川崎市は、学校給食費を2025年度から値上げする方針を示している。値上げした場合は、1食あたり小学校で50円、中学校で60円程度を見込む。
川崎市では、学校給食法などに基づき、給食の実施に必要な施設・設備などにかかる経費や人件費は市が、食材費は保護者が負担している。現在の給食費は1食あたり小学校が270円、中学校が320円。小学校では2018年に料金を改定、中学校では17年度の完全給食開始以来、これまで変更はない。

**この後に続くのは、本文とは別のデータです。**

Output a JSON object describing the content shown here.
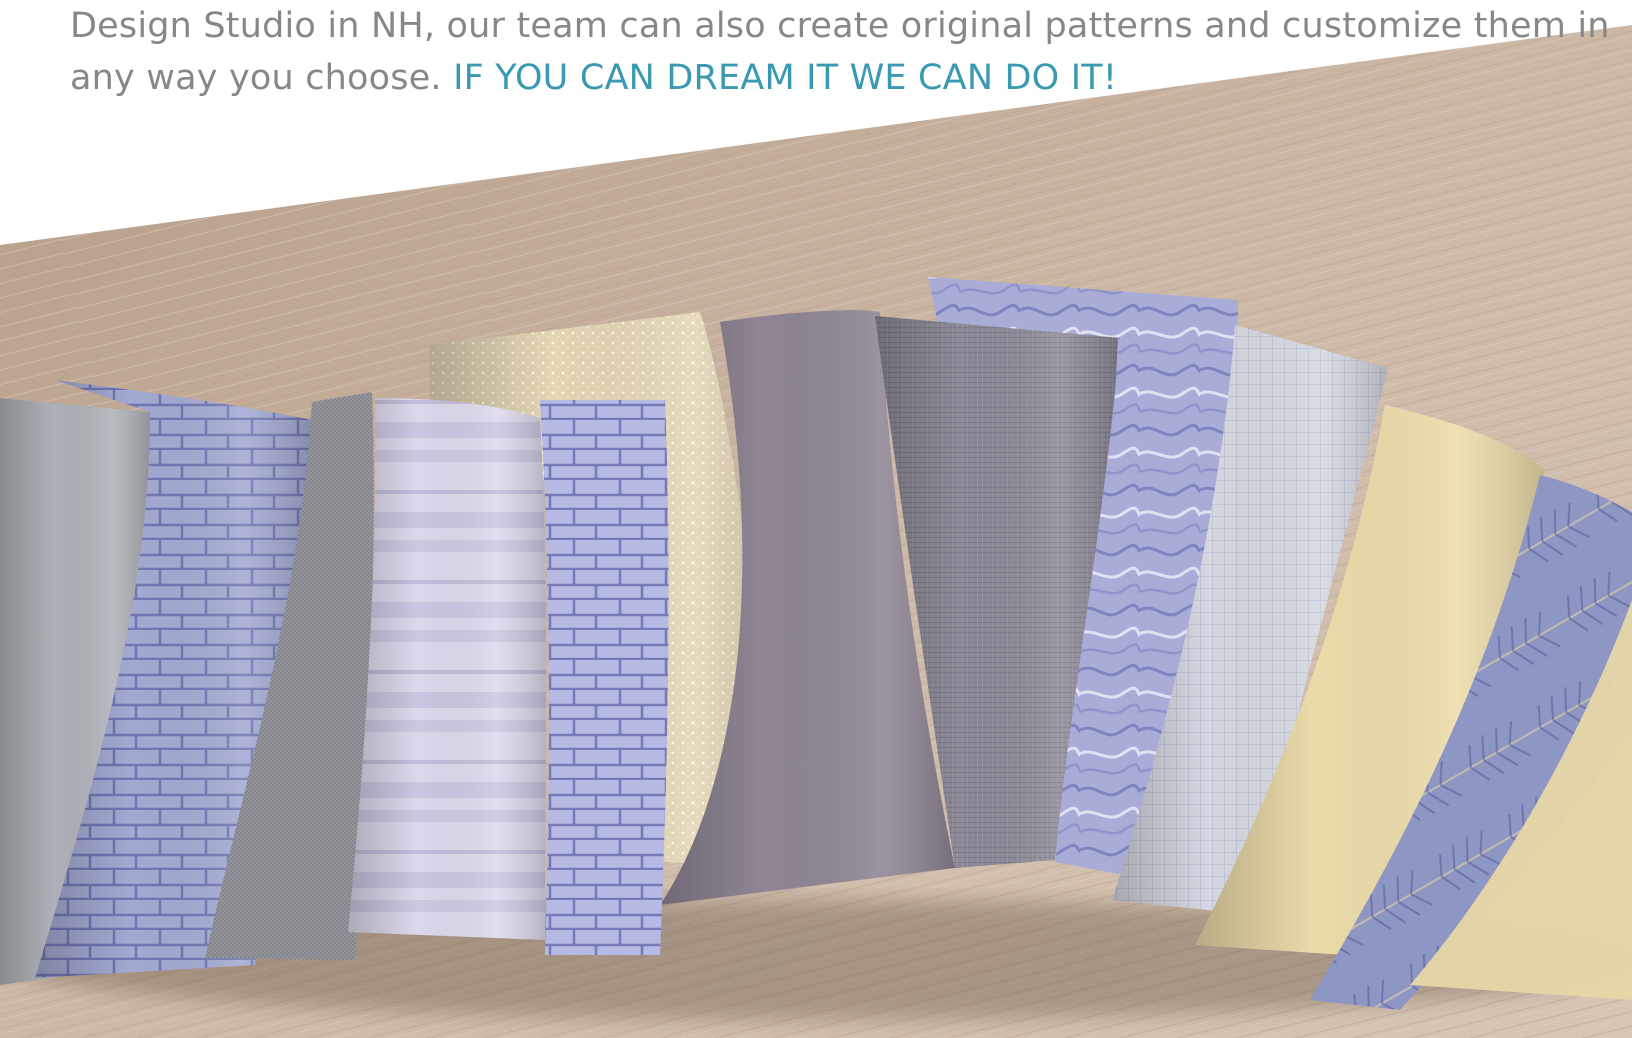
{
  "intro": {
    "line1": "Design Studio in NH, our team can also create original patterns and customize them in",
    "line2_plain": "any way you choose. ",
    "line2_accent": "IF YOU CAN DREAM IT WE CAN DO IT!"
  },
  "colors": {
    "body_text": "#85888a",
    "accent": "#3a99b0",
    "wood": "#c8b2a0"
  },
  "photo": {
    "subject": "fan of wallcovering sample swatches on a wooden table",
    "swatches": [
      {
        "name": "swatch-solid-grey",
        "color": "#aeb2b8"
      },
      {
        "name": "swatch-periwinkle-brick",
        "color": "#a3a9d2"
      },
      {
        "name": "swatch-grey-linen",
        "color": "#8d8e94"
      },
      {
        "name": "swatch-lavender-stripe",
        "color": "#ddd9ec"
      },
      {
        "name": "swatch-blue-stone",
        "color": "#b5b9e3"
      },
      {
        "name": "swatch-cream-dot",
        "color": "#e3d6b5"
      },
      {
        "name": "swatch-mauve-solid",
        "color": "#8f8594"
      },
      {
        "name": "swatch-grey-weave",
        "color": "#8c8a96"
      },
      {
        "name": "swatch-blue-marble",
        "color": "#a8acd6"
      },
      {
        "name": "swatch-white-grid",
        "color": "#d5d8e0"
      },
      {
        "name": "swatch-butter-solid",
        "color": "#ecdcaa"
      },
      {
        "name": "swatch-blue-palm",
        "color": "#8e96c4"
      }
    ]
  }
}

市によると、新型コロナの感染拡大やロシアのウクライナ侵攻などによる近年の物価高騰の影響で、保護者から徴収する給食費では食材費が不足する状況が続いていた。22年度と23年度は国の新型コロナ対策のための臨時交付金で不足分を補った。今年度は給食の安定運営のために設置されている市の学校給食運営基金を取り崩しているが、物価高騰に歯止めがかからず、9月議会一般会計補正予算案に食材料費として約5億6千万円を計上。加えて、献立の変更や削減などの工夫により、食材費の抑制も図ってきた。
質の維持困難に
市は、今後も物価高騰が続いた場合、将来的に給食の質を維持していくことが難しく、料金改定の検討が不可欠と判断。5月の市議会文教委員会で現状を報告して今後の対応について協議に入り、8月の同委員会で値上げに向けて取り組みを進める方針を示した。
11月規則改正目指す
改定の場合、金額は前回改定後の18年4月から今年4月までの市の消費者物価指数の上昇率などから試算し、1食あたり小学校で320円、中学校で380円程度になると見込む。市は9月中に保護者アンケートを実施し、給食の感想や要望、改定に関する意見を聴取。校長会やPTA、教職員組合の代表者、学識経験者らからなる市学校給食運営連絡調整会議での検討を経て、11月中をめどに学校給食費が定められた市の規則を改正したい考えだ。市の担当者は「市議会や保護者アンケートでの意見を踏まえて検討を進めていきたい」と話している。
今年度、政令市ではさいたま市と神戸市が小学校の給食費を改定。差額分は市が負担している。